Tribune libre

Pour moi, c’est NON !

Par Claude Bailly

paru le mardi 3 mai 2005

Le projet de TCE fait débat à la FSU 89 comme dans toutes les autres organisations syndicales. Nous avons décidé, dans le département, de permettre l’expression, sur ce sujet, de ceux qui, parmi nous, souhaitaient individuellement donner leur avis.

Le texte ci-dessous a été publié dans le bulletin POUR 89, spécial débat sur le TCE.


En quoi une organisation syndicale est-elle concernée par le projet de traité constitutionnel ?

Pour être bref, ce projet vise à subordonner durablement (40 ans, avoue Giscard, son promoteur) les choix politiques à un système économique et, de ce fait, relègue le social à la portion congrue. Quand, pour ne retenir que cet aspect, le « droit de travailler » est préféré au « droit au travail », ce n’est pas une clause de style, non plus que « la concurrence libre et non faussée » érigée en dogme constitutionnel.

Ce texte intervient dans un contexte, celui de l’accentuation des contradictions, sous la pression, la domination des marchés financiers, dans le cadre de la mondialisation capitaliste. Il prolonge les politiques actuellement à l’œuvre dans les différents pays que ce soit sous la houlette de Raffarin, Schroeder, Blair, Berlusconi... Prôneraient-ils aujourd’hui et pour demain des choix radicalement différents de ceux qu’ils infligent aujourd’hui ?

Le SNES et d’autres syndicats de la FSU ont pris position. J’en retiens que le contenu est jugé globalement inacceptable. Cette position me convient et me semble impliquer, en bonne logique, une orientation vers le NON.

— Fallait-il que la FSU et ses syndicats donnent une consigne de vote ?

Au moment de la publication de ce point de vue, le débat sera peut-être derrière nous ; il ne sera pas forcément clos. Une chose est l’indépendance du syndicat par rapport aux partis politiques ; mais le syndicat ne s’interdit nullement de critiquer (ou de soutenir) telle ou telle position politique. Quant au syndicaliste, il n’en est pas moins libre citoyen.

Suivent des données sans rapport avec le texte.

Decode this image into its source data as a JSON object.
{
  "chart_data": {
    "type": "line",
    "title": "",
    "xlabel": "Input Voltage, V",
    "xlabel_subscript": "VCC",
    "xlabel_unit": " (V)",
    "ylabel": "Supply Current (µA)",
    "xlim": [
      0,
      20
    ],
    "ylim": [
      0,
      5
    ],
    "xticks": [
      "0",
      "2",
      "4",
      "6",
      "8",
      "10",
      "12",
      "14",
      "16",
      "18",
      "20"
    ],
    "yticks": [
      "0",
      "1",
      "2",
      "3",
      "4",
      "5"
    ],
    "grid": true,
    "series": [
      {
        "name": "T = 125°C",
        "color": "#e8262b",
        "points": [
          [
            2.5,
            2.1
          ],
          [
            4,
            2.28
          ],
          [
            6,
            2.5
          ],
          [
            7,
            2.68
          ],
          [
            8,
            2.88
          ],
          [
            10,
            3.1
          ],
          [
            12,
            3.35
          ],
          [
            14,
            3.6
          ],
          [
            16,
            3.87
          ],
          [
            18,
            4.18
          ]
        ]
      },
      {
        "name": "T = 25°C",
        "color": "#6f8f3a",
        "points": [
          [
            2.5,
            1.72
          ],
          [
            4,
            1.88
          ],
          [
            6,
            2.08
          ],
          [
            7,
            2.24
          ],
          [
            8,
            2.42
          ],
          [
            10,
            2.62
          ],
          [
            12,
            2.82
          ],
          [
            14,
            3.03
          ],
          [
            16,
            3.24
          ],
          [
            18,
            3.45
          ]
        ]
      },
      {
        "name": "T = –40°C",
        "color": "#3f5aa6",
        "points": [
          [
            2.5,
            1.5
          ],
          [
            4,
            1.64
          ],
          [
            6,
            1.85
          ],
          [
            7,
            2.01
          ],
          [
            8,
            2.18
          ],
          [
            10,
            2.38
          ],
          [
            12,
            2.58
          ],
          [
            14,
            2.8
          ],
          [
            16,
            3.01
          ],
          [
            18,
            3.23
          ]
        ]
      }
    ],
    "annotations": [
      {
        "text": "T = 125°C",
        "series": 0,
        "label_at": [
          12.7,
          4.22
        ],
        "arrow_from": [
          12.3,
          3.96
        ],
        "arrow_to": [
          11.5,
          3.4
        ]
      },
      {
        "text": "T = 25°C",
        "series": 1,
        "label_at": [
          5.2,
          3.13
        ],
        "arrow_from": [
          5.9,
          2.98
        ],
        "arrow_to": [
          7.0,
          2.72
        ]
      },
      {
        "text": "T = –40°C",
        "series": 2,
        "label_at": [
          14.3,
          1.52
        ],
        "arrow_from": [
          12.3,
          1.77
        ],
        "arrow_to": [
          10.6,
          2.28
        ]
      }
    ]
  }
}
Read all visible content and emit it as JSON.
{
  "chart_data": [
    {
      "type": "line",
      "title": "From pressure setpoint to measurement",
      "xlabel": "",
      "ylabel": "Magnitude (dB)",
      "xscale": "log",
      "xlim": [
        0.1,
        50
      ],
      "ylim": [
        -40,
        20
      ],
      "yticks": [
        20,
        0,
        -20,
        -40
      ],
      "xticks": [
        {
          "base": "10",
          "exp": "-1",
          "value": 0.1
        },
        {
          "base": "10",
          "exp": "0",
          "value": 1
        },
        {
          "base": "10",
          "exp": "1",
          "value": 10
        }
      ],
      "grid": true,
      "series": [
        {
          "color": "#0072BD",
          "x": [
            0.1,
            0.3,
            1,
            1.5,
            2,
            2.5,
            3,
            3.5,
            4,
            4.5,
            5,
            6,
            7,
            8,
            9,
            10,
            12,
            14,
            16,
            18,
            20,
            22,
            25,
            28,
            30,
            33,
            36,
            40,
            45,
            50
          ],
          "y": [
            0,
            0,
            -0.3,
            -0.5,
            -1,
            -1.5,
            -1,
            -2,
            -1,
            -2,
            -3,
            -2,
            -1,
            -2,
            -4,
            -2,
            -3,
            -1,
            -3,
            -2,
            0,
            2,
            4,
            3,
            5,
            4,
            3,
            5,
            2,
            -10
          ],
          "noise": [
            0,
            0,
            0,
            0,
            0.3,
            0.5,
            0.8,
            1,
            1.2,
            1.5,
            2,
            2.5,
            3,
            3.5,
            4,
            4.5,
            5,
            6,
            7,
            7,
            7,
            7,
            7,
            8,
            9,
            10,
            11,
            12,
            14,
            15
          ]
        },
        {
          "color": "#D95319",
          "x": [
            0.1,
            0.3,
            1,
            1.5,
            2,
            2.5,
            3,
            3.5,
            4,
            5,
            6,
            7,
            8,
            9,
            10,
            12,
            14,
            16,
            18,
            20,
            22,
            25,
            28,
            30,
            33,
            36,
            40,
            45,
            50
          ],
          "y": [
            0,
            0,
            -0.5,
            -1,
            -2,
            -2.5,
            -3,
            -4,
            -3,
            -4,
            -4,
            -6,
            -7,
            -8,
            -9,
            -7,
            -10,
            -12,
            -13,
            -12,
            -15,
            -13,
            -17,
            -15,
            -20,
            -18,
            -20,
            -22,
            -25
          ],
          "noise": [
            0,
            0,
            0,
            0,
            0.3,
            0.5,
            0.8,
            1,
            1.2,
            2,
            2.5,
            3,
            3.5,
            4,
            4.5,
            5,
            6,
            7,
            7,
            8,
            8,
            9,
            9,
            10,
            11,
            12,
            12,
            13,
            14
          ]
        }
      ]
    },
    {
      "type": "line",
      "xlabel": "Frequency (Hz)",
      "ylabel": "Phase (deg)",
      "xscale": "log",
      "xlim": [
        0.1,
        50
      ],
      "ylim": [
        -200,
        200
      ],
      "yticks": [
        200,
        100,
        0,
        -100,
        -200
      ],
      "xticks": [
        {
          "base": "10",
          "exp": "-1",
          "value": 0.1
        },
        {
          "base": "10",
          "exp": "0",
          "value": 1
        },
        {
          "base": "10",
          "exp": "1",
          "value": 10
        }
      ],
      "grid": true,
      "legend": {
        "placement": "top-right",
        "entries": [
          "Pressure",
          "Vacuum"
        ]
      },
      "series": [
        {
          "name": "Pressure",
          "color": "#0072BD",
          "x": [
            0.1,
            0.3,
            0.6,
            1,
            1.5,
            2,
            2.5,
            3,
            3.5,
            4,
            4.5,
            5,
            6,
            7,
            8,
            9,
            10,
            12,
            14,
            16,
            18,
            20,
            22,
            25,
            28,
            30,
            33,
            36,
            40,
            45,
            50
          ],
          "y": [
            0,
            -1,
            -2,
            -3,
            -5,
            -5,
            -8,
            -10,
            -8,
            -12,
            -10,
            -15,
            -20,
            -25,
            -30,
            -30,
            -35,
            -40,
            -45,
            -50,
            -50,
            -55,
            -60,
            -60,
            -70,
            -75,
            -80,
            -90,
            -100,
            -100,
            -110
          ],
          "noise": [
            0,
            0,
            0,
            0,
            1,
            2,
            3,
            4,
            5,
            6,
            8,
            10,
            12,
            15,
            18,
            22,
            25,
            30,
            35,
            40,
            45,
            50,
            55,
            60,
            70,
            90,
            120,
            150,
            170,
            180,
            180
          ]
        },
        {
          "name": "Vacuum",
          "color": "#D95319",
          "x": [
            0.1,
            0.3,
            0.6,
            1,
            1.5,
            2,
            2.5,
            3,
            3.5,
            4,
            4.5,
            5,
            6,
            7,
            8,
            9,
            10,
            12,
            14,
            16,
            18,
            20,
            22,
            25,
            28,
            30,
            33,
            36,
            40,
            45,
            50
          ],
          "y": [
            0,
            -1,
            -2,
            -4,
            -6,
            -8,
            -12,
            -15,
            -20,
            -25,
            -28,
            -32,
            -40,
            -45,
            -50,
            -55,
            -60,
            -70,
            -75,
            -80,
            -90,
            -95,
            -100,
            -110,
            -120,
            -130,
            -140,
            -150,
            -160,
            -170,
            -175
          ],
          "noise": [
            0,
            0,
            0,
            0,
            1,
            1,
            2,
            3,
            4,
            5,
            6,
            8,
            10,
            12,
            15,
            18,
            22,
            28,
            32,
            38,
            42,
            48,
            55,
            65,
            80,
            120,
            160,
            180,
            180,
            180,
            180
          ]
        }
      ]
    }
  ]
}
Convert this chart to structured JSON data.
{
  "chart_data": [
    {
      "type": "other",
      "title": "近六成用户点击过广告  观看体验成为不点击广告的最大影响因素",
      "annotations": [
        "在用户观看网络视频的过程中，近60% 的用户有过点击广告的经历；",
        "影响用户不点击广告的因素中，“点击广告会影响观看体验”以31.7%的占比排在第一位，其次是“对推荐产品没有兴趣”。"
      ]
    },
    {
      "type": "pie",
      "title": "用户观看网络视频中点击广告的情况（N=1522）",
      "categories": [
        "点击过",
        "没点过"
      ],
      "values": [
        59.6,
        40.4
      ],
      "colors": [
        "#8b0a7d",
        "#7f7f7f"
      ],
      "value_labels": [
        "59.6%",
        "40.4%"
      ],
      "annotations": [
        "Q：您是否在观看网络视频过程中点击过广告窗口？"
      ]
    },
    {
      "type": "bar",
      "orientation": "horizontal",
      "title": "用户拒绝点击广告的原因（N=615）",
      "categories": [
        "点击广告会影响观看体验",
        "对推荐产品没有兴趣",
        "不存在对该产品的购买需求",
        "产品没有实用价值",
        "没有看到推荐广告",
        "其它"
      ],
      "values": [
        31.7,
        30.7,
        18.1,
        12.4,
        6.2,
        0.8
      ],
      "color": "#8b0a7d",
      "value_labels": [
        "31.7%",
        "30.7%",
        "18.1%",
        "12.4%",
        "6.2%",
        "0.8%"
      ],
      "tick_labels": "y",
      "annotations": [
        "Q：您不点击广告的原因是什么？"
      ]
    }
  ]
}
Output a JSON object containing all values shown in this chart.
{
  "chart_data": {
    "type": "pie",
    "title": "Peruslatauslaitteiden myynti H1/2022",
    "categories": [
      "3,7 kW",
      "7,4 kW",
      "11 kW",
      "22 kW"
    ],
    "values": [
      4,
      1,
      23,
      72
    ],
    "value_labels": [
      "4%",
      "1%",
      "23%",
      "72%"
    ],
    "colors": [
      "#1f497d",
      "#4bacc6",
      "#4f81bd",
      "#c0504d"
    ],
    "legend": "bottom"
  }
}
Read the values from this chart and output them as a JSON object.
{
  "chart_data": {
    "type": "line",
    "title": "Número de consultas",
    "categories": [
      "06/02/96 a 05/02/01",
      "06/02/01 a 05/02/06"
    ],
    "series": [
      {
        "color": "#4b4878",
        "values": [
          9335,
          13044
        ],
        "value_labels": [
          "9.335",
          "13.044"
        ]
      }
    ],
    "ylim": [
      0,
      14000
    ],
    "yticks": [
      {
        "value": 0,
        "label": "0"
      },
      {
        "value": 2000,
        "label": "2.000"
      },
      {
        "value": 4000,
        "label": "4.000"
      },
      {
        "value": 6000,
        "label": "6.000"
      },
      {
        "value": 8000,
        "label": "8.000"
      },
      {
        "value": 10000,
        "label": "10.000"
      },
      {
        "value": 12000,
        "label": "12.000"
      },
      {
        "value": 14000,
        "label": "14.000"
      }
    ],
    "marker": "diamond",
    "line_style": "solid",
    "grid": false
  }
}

Pour conclure, de mes longues années de militance syndicale j’ai tiré la leçon qu’il était illusoire de vouloir conduire les gens (nos collègues, les adhérents du syndicat) là où ils ne veulent pas aller. Dans des moments cruciaux, j’ai tenu compte de ces réalités même quand cela n’allait pas dans le sens que j’aurais souhaité. Cela m’a été reproché durement et durablement par certains.

Aujourd’hui, j’ai le sentiment profond (et la manière scandaleuse dont la France officielle confisque la parole à son profit me confirme dans cette conviction), j’ai le sentiment que ce projet vise à entraîner nos concitoyens là où ils ne veulent pas aller, à utiliser leur attachement à l’idée de construire une Europe de paix, de progrès social et démocratique, pour leur faire avaler le paquet ultra-libéral.

Pour cela aussi, et pour cela avant tout peut-être, je voterai NON ; sans état d’âme, car il y a des moments dans l’histoire où il faut savoir dire NON.

La façon de le dire n’est pas subalterne mais ce qui compte c’est de ne pas contourner l’obstacle et de ne pas apporter un soutien, fût-il bien intentionné, à ceux qui ont conçu de nous en faire prendre pour 40 ans.

Claude Bailly, syndiqué depuis bientôt 50 ans.